Y eso es un problema cuando uno se pasa ocho horas fuera de casa. Pienso que va a explotar todo, que en cualquier momento voy a escuchar las sirenas de los bomberos, que lo eché de nuevo a perder.
Mi marido me dijo mil veces que si dejé la plancha enchufada “pero paradita, sobre la mesada, no pasa nada... a lo sumo se quema la resistencia”. Yo le creo, pero no puedo evitar hacerme mala sangre.
La última vez había hecho veinte cuadras en colectivo rumbo al trabajo, me bajé y me tomé otro de regreso porque estaba segura de que la planchita Liliana hervía. Supe pedirle a la vecina que se meta por la ventana a chusmear que estuviese todo en orden. Hasta llamé a mi hermana para que se haga una escapadita a casa. Y cada dos por tres cierro con llave la puerta y vuelvo a abrir para revisar que esté desconectada.

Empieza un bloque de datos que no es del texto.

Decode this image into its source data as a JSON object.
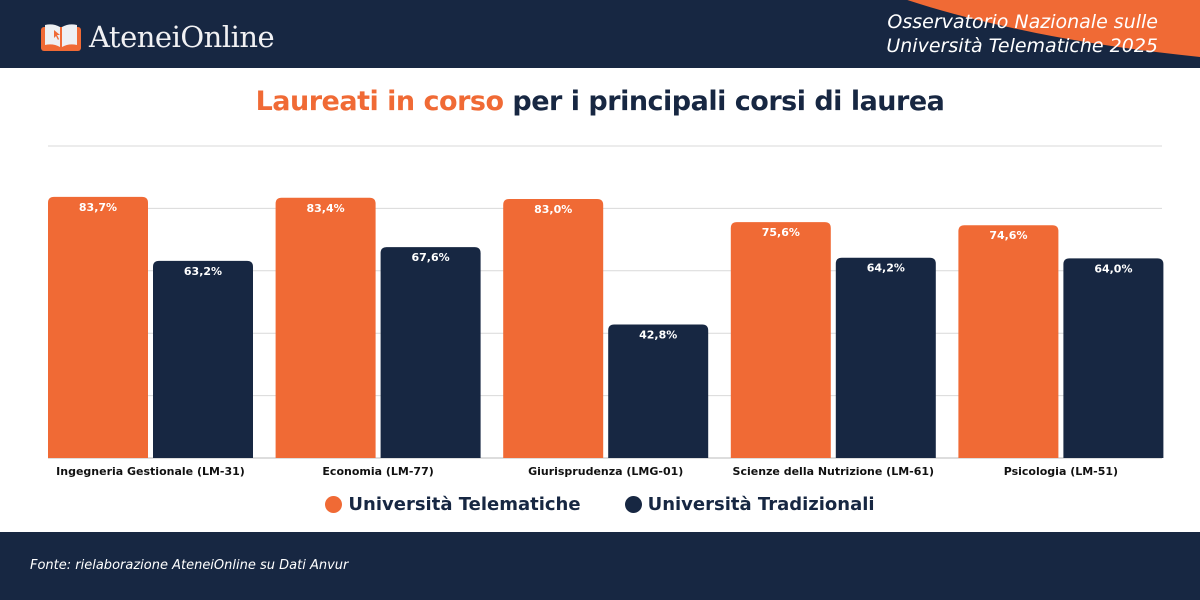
{
  "header": {
    "logo_text": "AteneiOnline",
    "observatory_line1": "Osservatorio Nazionale sulle",
    "observatory_line2": "Università Telematiche 2025"
  },
  "title": {
    "highlight": "Laureati in corso",
    "rest": " per i principali corsi di laurea"
  },
  "colors": {
    "orange": "#f06a35",
    "navy": "#172742"
  },
  "chart_data": {
    "type": "bar",
    "title": "Laureati in corso per i principali corsi di laurea",
    "categories": [
      "Ingegneria Gestionale (LM-31)",
      "Economia (LM-77)",
      "Giurisprudenza (LMG-01)",
      "Scienze della Nutrizione (LM-61)",
      "Psicologia (LM-51)"
    ],
    "series": [
      {
        "name": "Università Telematiche",
        "color": "#f06a35",
        "values": [
          83.7,
          83.4,
          83.0,
          75.6,
          74.6
        ],
        "labels": [
          "83,7%",
          "83,4%",
          "83,0%",
          "75,6%",
          "74,6%"
        ]
      },
      {
        "name": "Università Tradizionali",
        "color": "#172742",
        "values": [
          63.2,
          67.6,
          42.8,
          64.2,
          64.0
        ],
        "labels": [
          "63,2%",
          "67,6%",
          "42,8%",
          "64,2%",
          "64,0%"
        ]
      }
    ],
    "ylim": [
      0,
      100
    ],
    "grid": true,
    "legend": "bottom-center",
    "xlabel": "",
    "ylabel": ""
  },
  "footer": {
    "source": "Fonte: rielaborazione AteneiOnline su Dati Anvur"
  }
}
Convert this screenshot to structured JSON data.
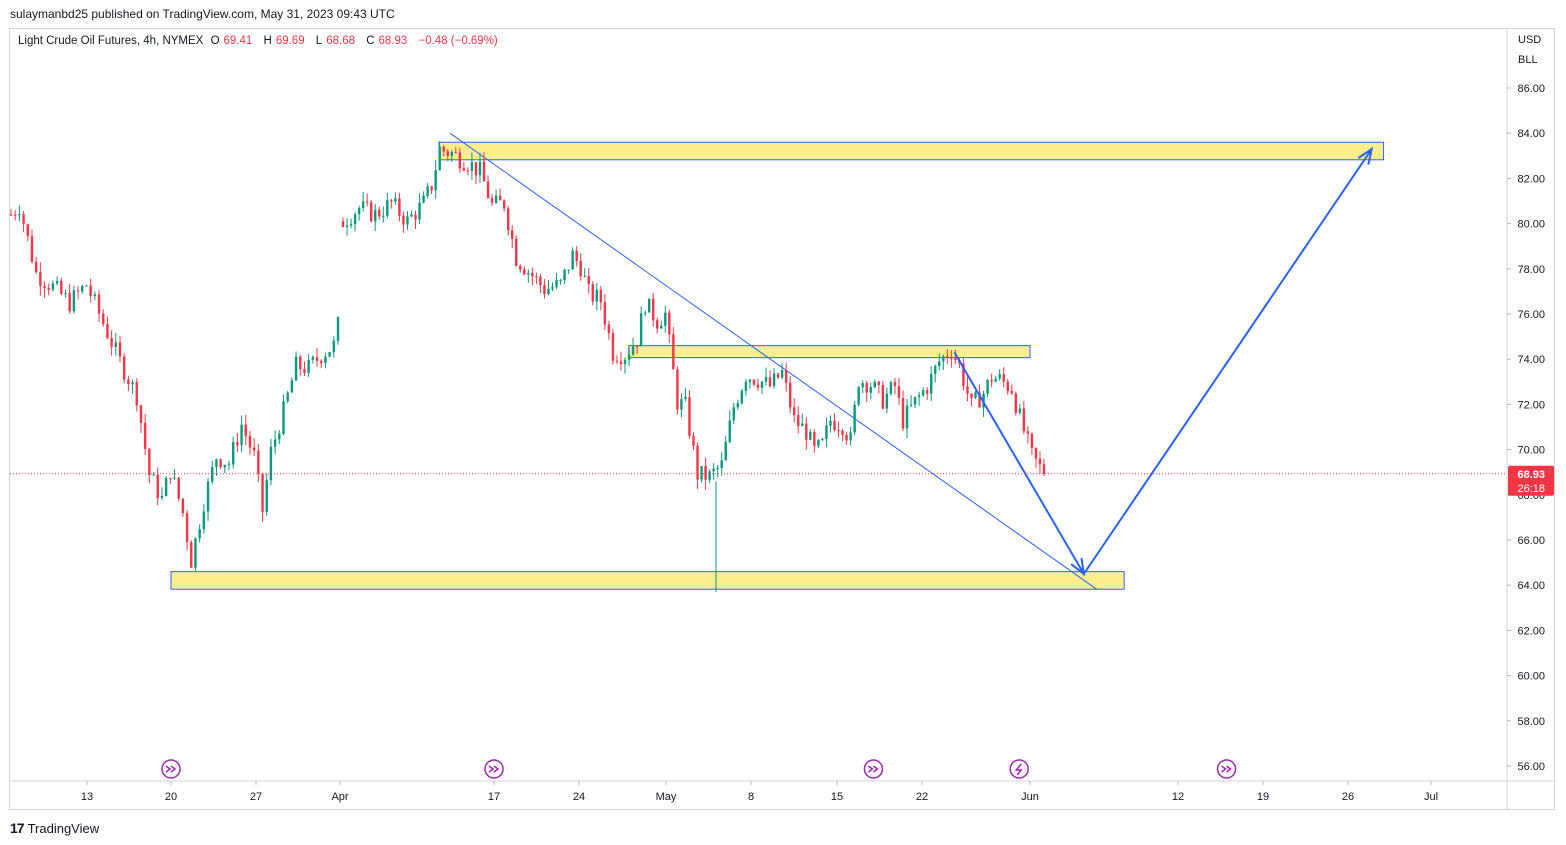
{
  "caption": "sulaymanbd25 published on TradingView.com, May 31, 2023 09:43 UTC",
  "legend": {
    "symbol": "Light Crude Oil Futures, 4h, NYMEX",
    "open_label": "O",
    "open": "69.41",
    "high_label": "H",
    "high": "69.69",
    "low_label": "L",
    "low": "68.68",
    "close_label": "C",
    "close": "68.93",
    "change": "−0.48 (−0.69%)"
  },
  "price_axis": {
    "currency": "USD",
    "unit": "BLL",
    "ticks": [
      "86.00",
      "84.00",
      "82.00",
      "80.00",
      "78.00",
      "76.00",
      "74.00",
      "72.00",
      "70.00",
      "68.00",
      "66.00",
      "64.00",
      "62.00",
      "60.00",
      "58.00",
      "56.00"
    ],
    "last_price": "68.93",
    "countdown": "26:18"
  },
  "time_axis": {
    "ticks": [
      "13",
      "20",
      "27",
      "Apr",
      "17",
      "24",
      "May",
      "8",
      "15",
      "22",
      "Jun",
      "12",
      "19",
      "26",
      "Jul"
    ]
  },
  "brand": "TradingView",
  "colors": {
    "up": "#089981",
    "down": "#f23645",
    "zone_fill": "#fbee8c",
    "zone_border": "#2962ff",
    "trend": "#2962ff",
    "event_icon": "#9c27b0"
  },
  "chart_data": {
    "type": "candlestick",
    "symbol": "Light Crude Oil Futures",
    "interval": "4h",
    "exchange": "NYMEX",
    "ylim": [
      55.2,
      87.8
    ],
    "x_ticks": [
      "13",
      "20",
      "27",
      "Apr",
      "17",
      "24",
      "May",
      "8",
      "15",
      "22",
      "Jun",
      "12",
      "19",
      "26",
      "Jul"
    ],
    "price_path": [
      [
        0,
        80.4
      ],
      [
        2,
        80.8
      ],
      [
        6,
        77.8
      ],
      [
        10,
        77.2
      ],
      [
        14,
        76.5
      ],
      [
        18,
        77.3
      ],
      [
        22,
        75.6
      ],
      [
        26,
        73.9
      ],
      [
        30,
        72.4
      ],
      [
        33,
        68.9
      ],
      [
        36,
        67.8
      ],
      [
        38,
        69.1
      ],
      [
        41,
        67.2
      ],
      [
        43,
        65.1
      ],
      [
        46,
        67.7
      ],
      [
        49,
        69.7
      ],
      [
        52,
        69.4
      ],
      [
        55,
        71.1
      ],
      [
        58,
        69.7
      ],
      [
        60,
        67.3
      ],
      [
        62,
        69.9
      ],
      [
        65,
        71.7
      ],
      [
        68,
        73.7
      ],
      [
        71,
        73.6
      ],
      [
        74,
        74.2
      ],
      [
        77,
        74.6
      ],
      [
        78,
        75.5
      ],
      [
        80,
        80.1
      ],
      [
        84,
        80.7
      ],
      [
        88,
        80.4
      ],
      [
        92,
        80.9
      ],
      [
        96,
        80.1
      ],
      [
        100,
        80.9
      ],
      [
        102,
        81.7
      ],
      [
        104,
        83.3
      ],
      [
        107,
        83.1
      ],
      [
        111,
        82.7
      ],
      [
        114,
        82.3
      ],
      [
        117,
        80.8
      ],
      [
        120,
        80.9
      ],
      [
        123,
        78.5
      ],
      [
        127,
        77.7
      ],
      [
        130,
        77.1
      ],
      [
        134,
        77.3
      ],
      [
        137,
        78.6
      ],
      [
        139,
        78.1
      ],
      [
        141,
        76.9
      ],
      [
        144,
        76.6
      ],
      [
        147,
        74.3
      ],
      [
        150,
        74.2
      ],
      [
        153,
        74.9
      ],
      [
        155,
        76.5
      ],
      [
        158,
        75.7
      ],
      [
        160,
        76.0
      ],
      [
        163,
        72.1
      ],
      [
        165,
        71.9
      ],
      [
        168,
        68.9
      ],
      [
        171,
        68.8
      ],
      [
        174,
        69.3
      ],
      [
        177,
        71.9
      ],
      [
        180,
        73.3
      ],
      [
        183,
        73.1
      ],
      [
        186,
        72.8
      ],
      [
        189,
        73.4
      ],
      [
        192,
        71.3
      ],
      [
        195,
        70.8
      ],
      [
        197,
        69.9
      ],
      [
        199,
        70.2
      ],
      [
        201,
        71.3
      ],
      [
        204,
        71.1
      ],
      [
        206,
        70.4
      ],
      [
        208,
        73.1
      ],
      [
        211,
        72.9
      ],
      [
        214,
        72.2
      ],
      [
        217,
        72.8
      ],
      [
        219,
        71.3
      ],
      [
        222,
        72.1
      ],
      [
        225,
        72.8
      ],
      [
        228,
        73.9
      ],
      [
        231,
        74.4
      ],
      [
        233,
        73.7
      ],
      [
        236,
        71.9
      ],
      [
        239,
        72.5
      ],
      [
        241,
        73.2
      ],
      [
        243,
        73.1
      ],
      [
        246,
        72.7
      ],
      [
        248,
        71.4
      ],
      [
        251,
        69.7
      ],
      [
        254,
        68.93
      ]
    ],
    "last_price": 68.93,
    "annotations": {
      "zones": [
        {
          "from": "Mar 20",
          "to": "Jun 8",
          "low": 64.0,
          "high": 64.6
        },
        {
          "from": "Apr 28",
          "to": "Jun 1",
          "low": 74.3,
          "high": 74.6
        },
        {
          "from": "Apr 12",
          "to": "Jun 29",
          "low": 83.0,
          "high": 83.6
        }
      ],
      "trendline": {
        "from": [
          "Apr 13",
          84.0
        ],
        "to": [
          "Jun 6",
          63.8
        ]
      },
      "projection": [
        [
          "May 25",
          74.3
        ],
        [
          "Jun 5",
          64.5
        ],
        [
          "Jun 28",
          83.3
        ]
      ]
    },
    "events": [
      {
        "type": "rollover",
        "date": "Mar 20"
      },
      {
        "type": "rollover",
        "date": "Apr 17"
      },
      {
        "type": "rollover",
        "date": "May 18"
      },
      {
        "type": "flash",
        "date": "May 31"
      },
      {
        "type": "rollover",
        "date": "Jun 16"
      }
    ]
  }
}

Lo gracioso es que siempre -sin margen de error hasta el momento- la plancha está desenchufada. Lo que está a temperatura máxima es mi cabeza.


María Julia
El diccionario dice: “La paranoia es un término psiquiátrico que describe un estado de salud mental; caracterizado por la presencia de delirios autorreferentes”.
Pero yo sé que lo mío no es un delirio, yo sé que cuando manejo, los demás, los hombres, están esperando a que me equivoque en el mínimo detalle, para mirarme con cara de: ¿dónde aprendiste a manejar?. O para sacar a relucir todas esas palabras que ellos creen que son de macho y en realidad demuestran las limitaciones que tienen en su lenguaje.
Por suerte para mí Ana, la amiga que más sube a mi auto, además de alentarme a hacer algunas maniobras arriesgadas, está tan segura como yo de que los hombres son ineptos hasta para respetar las leyes de tránsito; por lo que buscan redimir la culpa de sus faltas haciendo quedar mal a cualquier mujer que esté al volante.
Pero como antes decía, esto nada tiene que ver con una paranoia, es sólo una más de las tantas cosas con las que las mujeres nos tenemos que enfrentar. Así que tranquila subo a mi autito pintado de negro: pongo primera, saco el freno de mano y arranco, segura de mi manejo y mi prudencia al volante; con la ventanilla abierta, los pelos al viento y repitiendo “¿Paranoica yo? Jaja. ¡Para nada!”.